Denote by $S_r$ the usual circle of radius $r$, with the path metric ($d(x,y) = r\theta$, where $\theta$ is the angle between the vectors $x$ and $y$), and let $\alpha \in (1/2,1)$. Consider the collection of mappings $f: S_r \rightarrow \mathbb{R}^2$ satisfying $|f(x) - f(y)| \leq d(x,y)^\alpha$ for all $x,y \in \mathbb{R}^2$ (no other assumptions on $f$). It makes sense to talk about the area enclosed by $f(S_r)$, basically by taking the integral over $\mathbb{R}^2$ of the winding number relative to $f(S_r)$. Notice that the constraints on $\alpha$ imply that $f(S_r)$ has zero area.
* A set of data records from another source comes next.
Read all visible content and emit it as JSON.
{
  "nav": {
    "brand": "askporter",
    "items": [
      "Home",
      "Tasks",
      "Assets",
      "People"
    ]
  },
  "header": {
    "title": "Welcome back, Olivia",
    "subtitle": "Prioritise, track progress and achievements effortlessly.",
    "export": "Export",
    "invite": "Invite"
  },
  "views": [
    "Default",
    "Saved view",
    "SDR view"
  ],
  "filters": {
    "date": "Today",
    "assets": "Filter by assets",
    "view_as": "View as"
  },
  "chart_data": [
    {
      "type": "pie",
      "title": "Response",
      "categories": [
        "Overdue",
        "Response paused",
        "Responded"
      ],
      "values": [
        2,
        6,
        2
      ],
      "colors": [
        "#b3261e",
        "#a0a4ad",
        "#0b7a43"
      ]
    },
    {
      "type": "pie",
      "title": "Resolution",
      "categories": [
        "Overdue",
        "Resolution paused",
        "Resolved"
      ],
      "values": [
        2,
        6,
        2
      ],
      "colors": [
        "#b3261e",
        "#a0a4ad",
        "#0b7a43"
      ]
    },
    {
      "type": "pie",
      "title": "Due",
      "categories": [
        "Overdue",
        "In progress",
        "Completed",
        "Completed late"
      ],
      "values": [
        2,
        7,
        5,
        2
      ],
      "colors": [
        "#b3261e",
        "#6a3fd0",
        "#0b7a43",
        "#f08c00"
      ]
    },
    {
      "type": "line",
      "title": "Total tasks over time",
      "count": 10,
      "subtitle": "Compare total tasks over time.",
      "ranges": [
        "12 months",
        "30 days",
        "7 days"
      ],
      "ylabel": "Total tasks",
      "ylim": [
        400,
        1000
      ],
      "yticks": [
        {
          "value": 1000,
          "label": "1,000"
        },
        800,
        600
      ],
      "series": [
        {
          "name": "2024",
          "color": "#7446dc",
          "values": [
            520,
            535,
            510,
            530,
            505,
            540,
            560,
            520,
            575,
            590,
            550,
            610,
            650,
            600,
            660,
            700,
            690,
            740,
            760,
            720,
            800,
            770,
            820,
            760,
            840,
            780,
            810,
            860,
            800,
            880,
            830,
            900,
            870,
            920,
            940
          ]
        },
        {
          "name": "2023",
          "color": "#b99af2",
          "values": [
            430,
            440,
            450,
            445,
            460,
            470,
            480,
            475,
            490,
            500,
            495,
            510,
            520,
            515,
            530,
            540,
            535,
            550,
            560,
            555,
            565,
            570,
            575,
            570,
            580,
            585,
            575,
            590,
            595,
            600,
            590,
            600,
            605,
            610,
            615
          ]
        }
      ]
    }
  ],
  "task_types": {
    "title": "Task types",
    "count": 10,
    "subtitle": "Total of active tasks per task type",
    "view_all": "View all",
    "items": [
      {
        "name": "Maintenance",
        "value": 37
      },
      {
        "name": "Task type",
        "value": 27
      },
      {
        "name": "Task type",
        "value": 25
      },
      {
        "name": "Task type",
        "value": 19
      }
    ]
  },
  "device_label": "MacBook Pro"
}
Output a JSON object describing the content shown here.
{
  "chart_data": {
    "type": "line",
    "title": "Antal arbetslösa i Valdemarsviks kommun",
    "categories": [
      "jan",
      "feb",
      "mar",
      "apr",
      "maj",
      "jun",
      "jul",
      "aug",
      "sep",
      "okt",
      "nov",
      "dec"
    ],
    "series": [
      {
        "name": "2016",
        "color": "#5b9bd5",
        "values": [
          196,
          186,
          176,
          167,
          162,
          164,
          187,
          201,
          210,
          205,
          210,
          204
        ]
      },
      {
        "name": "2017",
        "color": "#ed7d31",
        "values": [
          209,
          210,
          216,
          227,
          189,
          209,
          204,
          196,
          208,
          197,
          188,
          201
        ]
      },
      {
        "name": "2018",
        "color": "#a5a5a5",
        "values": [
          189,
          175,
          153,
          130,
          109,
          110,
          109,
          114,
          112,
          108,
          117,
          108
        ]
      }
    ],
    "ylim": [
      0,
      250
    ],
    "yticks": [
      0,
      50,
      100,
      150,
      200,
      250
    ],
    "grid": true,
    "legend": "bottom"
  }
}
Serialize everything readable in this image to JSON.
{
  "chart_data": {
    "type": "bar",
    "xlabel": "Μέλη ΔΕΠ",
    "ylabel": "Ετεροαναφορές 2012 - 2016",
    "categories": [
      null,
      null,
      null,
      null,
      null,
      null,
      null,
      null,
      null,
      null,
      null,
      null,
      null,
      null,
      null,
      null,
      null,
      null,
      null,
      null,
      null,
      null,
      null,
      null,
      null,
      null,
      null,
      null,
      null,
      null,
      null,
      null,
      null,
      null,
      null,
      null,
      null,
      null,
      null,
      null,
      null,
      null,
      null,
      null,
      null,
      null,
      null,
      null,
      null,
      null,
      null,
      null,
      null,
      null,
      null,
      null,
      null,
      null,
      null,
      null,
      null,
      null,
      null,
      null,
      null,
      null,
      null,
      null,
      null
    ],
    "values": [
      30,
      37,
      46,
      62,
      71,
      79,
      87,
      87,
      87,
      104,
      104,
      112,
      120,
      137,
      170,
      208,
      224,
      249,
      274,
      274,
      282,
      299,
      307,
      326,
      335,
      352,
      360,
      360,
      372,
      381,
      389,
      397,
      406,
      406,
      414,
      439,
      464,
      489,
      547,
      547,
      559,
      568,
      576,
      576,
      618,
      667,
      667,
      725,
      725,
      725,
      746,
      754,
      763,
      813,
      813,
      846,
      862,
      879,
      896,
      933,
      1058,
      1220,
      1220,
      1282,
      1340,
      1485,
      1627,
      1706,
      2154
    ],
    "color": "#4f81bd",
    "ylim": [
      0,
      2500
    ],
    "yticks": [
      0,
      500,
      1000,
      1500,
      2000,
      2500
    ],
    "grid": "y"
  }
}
The question then is: what mapping $f$ maximizes this enclosed area? Thinking about the problem for a few minutes would suggest that this would be a circle, as in the classical isoperimetric problem, though with a different radius (which, it seems, is usually impossible to write down explicitly).

The problem seems difficult. The difficulty is that it's inherently global: starting from a given $f$, one can usually expand at a point $x$ without violating the Hölder condition locally, though this might violate the Hölder condition for $x$ relative to a point far away.

I'm curious if it this question has been asked before and whether it would be a tractable problem.